Friday, April 8, 2016

a day with the family

The southern California Retties are visiting and the possibility of rain, and a very traffic heavy San Francisco changed our plans and we decided to stay on our side of the bay. We stopped in Oakland Chinatown to pick up pork buns for later and then headed to the Oakland Museum. When you have a ten year old with you, suddenly your ideas of museum viewing change.


What would Katie like to see? First stop was the Koi Pond, something I always enjoy.


We weren't the only ones trying to decide on our favorite fish. Friday school groups were everywhere.
But this didn't seem to bother any of us.

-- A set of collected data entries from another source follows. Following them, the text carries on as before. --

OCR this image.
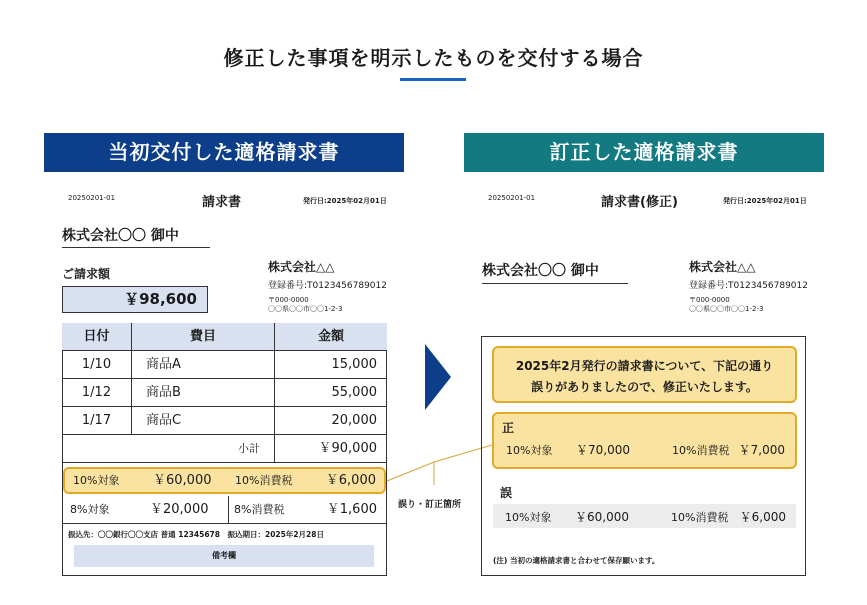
修正した事項を明示したものを交付する場合
当初交付した適格請求書	訂正した適格請求書
20250201-01	請求書	発行日:2025年02月01日
株式会社〇〇 御中
ご請求額
￥98,600
株式会社△△
登録番号:T0123456789012
〒000-0000
〇〇県〇〇市〇〇1-2-3
日付	費目	金額
1/10	商品A	15,000
1/12	商品B	55,000
1/17	商品C	20,000
小計	￥90,000
10%対象	￥60,000 10%消費税	￥6,000
8%対象	￥20,000 8%消費税	￥1,600
振込先：〇〇銀行〇〇支店 普通 12345678　振込期日：2025年2月28日
備考欄
誤り・訂正箇所
20250201-01	請求書(修正)	発行日:2025年02月01日
株式会社〇〇 御中	株式会社△△
登録番号:T0123456789012
〒000-0000
〇〇県〇〇市〇〇1-2-3
2025年2月発行の請求書について、下記の通り
誤りがありましたので、修正いたします。
正
10%対象 ￥70,000	10%消費税 ￥7,000
誤
10%対象 ￥60,000	10%消費税 ￥6,000
(注) 当初の適格請求書と合わせて保存願います。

Then we headed to the Gallery of California Natural Sciences. We periodically cruise through here after viewing the art and are in the throes of becoming museumed out. But watching what interests our ten year old visitor as well as the other smaller visitors is an a very different experience. I always have liked the Oakland Museum for it's displays that ask for participation and encourage you to open the drawers and look deeper. They even have a a couple of drawers to pull open that let the viewer see taxidermied roadkill. Not something you see everyday. Sorry no photo.


But the photos above and below get the point across about the overuse and waste of plastic in our local world.

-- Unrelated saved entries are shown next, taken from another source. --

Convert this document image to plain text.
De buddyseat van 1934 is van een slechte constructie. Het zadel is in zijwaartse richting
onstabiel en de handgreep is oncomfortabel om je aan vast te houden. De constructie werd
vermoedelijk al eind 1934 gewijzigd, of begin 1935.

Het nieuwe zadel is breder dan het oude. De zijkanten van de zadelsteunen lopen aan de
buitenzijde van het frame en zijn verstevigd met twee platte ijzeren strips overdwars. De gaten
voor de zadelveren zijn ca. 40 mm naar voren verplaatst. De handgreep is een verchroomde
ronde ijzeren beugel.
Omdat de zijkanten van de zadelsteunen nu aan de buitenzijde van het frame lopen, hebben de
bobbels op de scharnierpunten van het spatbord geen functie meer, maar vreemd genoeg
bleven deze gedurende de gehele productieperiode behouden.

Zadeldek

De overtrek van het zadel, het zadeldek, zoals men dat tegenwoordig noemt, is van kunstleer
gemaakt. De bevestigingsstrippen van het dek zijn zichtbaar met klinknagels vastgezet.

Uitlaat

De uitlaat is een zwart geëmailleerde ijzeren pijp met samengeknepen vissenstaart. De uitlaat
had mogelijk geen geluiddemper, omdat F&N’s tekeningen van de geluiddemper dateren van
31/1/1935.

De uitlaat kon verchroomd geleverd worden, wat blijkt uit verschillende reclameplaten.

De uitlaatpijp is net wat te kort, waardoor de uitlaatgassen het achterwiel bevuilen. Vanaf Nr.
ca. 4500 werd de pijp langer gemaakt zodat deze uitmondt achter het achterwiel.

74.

Recycling all the plastic into art is a softer way to tell the story, but the story gets told, and the observers are encouraged throughout the museum to make their own art.


Mike and Tina view one of their displays explaining the problem of plastic garbage.

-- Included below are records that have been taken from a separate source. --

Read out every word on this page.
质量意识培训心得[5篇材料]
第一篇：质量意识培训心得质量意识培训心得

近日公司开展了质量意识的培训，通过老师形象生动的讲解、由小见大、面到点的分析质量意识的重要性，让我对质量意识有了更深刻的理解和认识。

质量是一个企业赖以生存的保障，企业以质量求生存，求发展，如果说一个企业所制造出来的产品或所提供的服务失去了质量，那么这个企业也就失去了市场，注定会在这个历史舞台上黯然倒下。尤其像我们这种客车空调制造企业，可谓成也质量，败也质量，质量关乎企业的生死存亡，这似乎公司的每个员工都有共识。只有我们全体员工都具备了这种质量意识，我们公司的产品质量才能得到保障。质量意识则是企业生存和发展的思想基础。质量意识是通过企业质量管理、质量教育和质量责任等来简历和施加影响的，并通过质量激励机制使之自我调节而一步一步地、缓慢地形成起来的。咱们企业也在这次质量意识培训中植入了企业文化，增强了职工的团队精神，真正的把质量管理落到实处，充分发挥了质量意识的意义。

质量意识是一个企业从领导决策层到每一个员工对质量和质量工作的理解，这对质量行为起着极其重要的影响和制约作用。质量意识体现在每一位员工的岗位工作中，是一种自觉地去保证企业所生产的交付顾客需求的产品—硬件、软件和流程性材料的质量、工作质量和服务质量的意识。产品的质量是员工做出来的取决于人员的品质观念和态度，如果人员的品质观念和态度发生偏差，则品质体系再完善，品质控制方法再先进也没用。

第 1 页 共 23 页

And we do make our way over to the "art" where brothers can view the f64 pullout drawers.


Now we take our dozen pork buns and move onto "Bulwinkle Land".


Mr. Handsome (dressed in the orange cat suit) joins us for the tour.




We left with a handful of tile from Mark, generous gifts to all of us.


Two more stops before heading home. First one to pickup live crab for dinner and second the fresh bread to go along with it.


Aero is quite interested in what had been in the cooler, and it wasn't the bread.